The film took five long years to make, and though they left Shomali fatigued, the finished product made him realise it wasn’t for nothing.
“We want the future generations to be able to return to something solid about this period in Palestine that is deliberately erased,” said Shomali ahead of the film’s Abu Dhabi Film Festival screening on Friday night.
Of course, as the title suggests, the film is told through the lens of 18 cows bought by Jalal Oumsieh from an Israeli kibbutz. Once the townspeople learnt how to milk the cows — an endearing struggle that culminated in sending one of their own to America to learn the necessary techniques — the cows became integral to the town’s ability to boycott Israeli milk.
Four of the animated cows, Ruth, Rivka, Goldie and Lola, spoke in between scenes, adding lighthearted, often confused commentary.
“I was terrified [of adding the humorous elements], but those who can’t mock their wounds can’t heal from them,” said Shomali.
By the time the Israeli authorities caught wind of the cows and other local produce — this included homegrown everything, from tomatoes to beans — they were ready to shut down Oumsieh’s cow farm within 24 hours, by force, if he didn’t shut it down himself.
“The cows are dangerous to the security of the state of Israel,” Oumsieh recalls them saying, with mirth playing in his eyes 20 years later.
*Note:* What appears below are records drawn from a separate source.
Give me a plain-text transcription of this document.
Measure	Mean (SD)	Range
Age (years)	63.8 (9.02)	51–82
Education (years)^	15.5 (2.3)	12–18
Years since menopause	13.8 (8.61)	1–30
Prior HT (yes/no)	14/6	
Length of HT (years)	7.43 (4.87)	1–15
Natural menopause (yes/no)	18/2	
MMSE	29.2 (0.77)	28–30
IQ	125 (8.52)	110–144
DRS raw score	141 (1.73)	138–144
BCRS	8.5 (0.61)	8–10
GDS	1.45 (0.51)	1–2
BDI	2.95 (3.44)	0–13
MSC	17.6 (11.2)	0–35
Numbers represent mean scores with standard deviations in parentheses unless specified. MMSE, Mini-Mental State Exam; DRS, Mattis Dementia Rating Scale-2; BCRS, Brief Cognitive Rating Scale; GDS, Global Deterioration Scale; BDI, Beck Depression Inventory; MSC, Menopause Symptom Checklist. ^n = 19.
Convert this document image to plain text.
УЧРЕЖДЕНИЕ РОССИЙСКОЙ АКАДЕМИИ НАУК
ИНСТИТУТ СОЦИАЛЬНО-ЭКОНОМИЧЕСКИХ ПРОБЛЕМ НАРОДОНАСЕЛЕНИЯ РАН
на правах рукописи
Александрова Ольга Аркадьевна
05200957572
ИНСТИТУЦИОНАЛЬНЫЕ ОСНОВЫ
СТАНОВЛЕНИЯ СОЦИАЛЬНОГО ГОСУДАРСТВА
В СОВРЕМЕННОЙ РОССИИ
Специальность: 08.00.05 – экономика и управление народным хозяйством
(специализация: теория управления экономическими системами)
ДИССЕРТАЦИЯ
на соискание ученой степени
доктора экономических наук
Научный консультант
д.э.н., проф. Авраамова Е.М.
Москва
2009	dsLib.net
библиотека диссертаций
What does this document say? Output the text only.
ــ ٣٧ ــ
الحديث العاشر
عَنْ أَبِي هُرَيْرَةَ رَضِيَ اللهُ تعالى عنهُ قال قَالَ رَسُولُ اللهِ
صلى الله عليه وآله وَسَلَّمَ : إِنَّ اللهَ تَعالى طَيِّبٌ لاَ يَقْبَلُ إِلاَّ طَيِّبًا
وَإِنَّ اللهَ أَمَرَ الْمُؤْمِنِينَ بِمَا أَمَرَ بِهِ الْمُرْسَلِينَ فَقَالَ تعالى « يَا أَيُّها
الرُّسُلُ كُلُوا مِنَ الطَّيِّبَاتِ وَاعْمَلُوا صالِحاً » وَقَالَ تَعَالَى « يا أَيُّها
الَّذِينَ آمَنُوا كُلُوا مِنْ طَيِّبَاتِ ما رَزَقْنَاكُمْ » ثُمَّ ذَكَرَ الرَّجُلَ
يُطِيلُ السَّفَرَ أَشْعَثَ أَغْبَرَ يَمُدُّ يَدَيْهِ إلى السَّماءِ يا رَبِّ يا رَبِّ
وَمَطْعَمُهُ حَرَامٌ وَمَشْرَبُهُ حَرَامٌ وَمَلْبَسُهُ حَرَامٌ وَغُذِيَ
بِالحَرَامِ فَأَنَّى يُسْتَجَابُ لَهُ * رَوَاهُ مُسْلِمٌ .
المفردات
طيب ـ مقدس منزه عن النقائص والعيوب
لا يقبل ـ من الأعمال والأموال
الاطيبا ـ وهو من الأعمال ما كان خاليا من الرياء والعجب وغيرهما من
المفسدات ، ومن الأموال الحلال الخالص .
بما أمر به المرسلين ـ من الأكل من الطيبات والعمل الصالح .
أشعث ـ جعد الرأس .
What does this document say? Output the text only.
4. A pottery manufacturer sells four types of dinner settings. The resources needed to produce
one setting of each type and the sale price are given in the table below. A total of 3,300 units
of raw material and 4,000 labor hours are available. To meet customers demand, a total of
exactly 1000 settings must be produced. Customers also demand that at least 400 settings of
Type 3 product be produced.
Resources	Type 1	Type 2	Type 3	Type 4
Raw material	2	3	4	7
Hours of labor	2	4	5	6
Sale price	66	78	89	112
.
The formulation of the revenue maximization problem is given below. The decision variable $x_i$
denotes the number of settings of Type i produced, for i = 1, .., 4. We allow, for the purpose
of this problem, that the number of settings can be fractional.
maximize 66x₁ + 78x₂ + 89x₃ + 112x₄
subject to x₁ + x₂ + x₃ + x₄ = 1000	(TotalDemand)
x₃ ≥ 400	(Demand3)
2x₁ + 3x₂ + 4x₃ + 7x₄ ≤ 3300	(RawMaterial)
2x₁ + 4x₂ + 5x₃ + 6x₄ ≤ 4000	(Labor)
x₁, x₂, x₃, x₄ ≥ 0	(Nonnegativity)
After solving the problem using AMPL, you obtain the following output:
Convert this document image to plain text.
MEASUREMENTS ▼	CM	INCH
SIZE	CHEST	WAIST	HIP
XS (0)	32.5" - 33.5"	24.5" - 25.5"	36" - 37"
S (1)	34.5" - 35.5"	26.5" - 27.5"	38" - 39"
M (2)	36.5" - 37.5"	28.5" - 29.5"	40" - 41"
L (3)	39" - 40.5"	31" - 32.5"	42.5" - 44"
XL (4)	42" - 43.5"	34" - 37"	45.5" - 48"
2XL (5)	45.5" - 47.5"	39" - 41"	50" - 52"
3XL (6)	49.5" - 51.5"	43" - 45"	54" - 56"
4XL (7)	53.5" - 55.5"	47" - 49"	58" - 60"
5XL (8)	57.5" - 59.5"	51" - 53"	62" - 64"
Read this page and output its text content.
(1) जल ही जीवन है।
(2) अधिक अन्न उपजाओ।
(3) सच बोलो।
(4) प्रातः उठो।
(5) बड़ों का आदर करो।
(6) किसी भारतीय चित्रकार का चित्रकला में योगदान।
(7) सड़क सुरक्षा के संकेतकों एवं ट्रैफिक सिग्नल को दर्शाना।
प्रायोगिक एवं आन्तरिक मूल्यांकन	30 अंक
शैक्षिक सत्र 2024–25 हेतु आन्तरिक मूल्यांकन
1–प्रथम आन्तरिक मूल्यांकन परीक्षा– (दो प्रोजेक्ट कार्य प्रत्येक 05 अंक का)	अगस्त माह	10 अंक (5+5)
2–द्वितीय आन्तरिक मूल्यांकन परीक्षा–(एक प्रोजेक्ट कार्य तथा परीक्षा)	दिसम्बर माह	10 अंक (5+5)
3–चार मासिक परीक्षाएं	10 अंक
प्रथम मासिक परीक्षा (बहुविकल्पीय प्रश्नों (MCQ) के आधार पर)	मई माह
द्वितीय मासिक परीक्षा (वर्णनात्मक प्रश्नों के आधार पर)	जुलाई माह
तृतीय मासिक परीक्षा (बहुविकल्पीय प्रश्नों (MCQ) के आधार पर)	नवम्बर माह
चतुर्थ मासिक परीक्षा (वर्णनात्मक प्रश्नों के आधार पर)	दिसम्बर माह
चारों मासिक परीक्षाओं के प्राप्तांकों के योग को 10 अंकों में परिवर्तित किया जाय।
What followed, then, was curfews, detentions, and furniture seizing (as punishment for Palestinians’ refusal to pay taxes to the occupying government) in an attempt to control the activists of Beit Sahour. But the people continued to resist, taking coffee, snacks and backgammon with them to detention to create a social gathering, or playing cards and barbecuing on their balconies during curfew, holding conversations from one veranda to the other.
The cows went into hiding time and time again, moved between a butcher’s house and another farm, in an attempt to keep them away from the Israeli authorities who were going around with pictures of the animals and asking if anyone has seen them.
(Some Israeli authorities were interviewed in the documentary, something the crew said was difficult to secure and had to be done through the Canadian co-producer.)
Despite its humorous undertones, and its blooming roster of defiant Beit Sahour-ians — now doctors, physicians, teachers, pharmacists and so on — the documentary also underlines the ways in which occupation, toward the end of the intifada, was able to break the spirit of resistance with its exhausting, long-term presence. And by the time the 1993 Oslo agreements were signed by then president Yasser Arafat, the energy seeped out of our heroes. The push-back movement was visibly depleted, leading to the bleakest moment of the feature — the death of a young demonstrator, Anton, who had big hopes of revolution.
The pain of loss — both of Anton, whose elderly mother was interviewed in the film, and the intifada itself — seems only to be rivalled by the satisfaction of never backing down.
“When you talk to [the people of Palestine and Beit Sahour], you feel them longing for those glory days,” said Shomali.
The Wanted 18 was screened at Toronto International Film Festival in September. The next step is to show it in Palestine, and particularly at Palestinian schools, with hopes of further distribution. Though the version shown at ADFF and TIFF was a heavily English one, an Arabic version is in the works.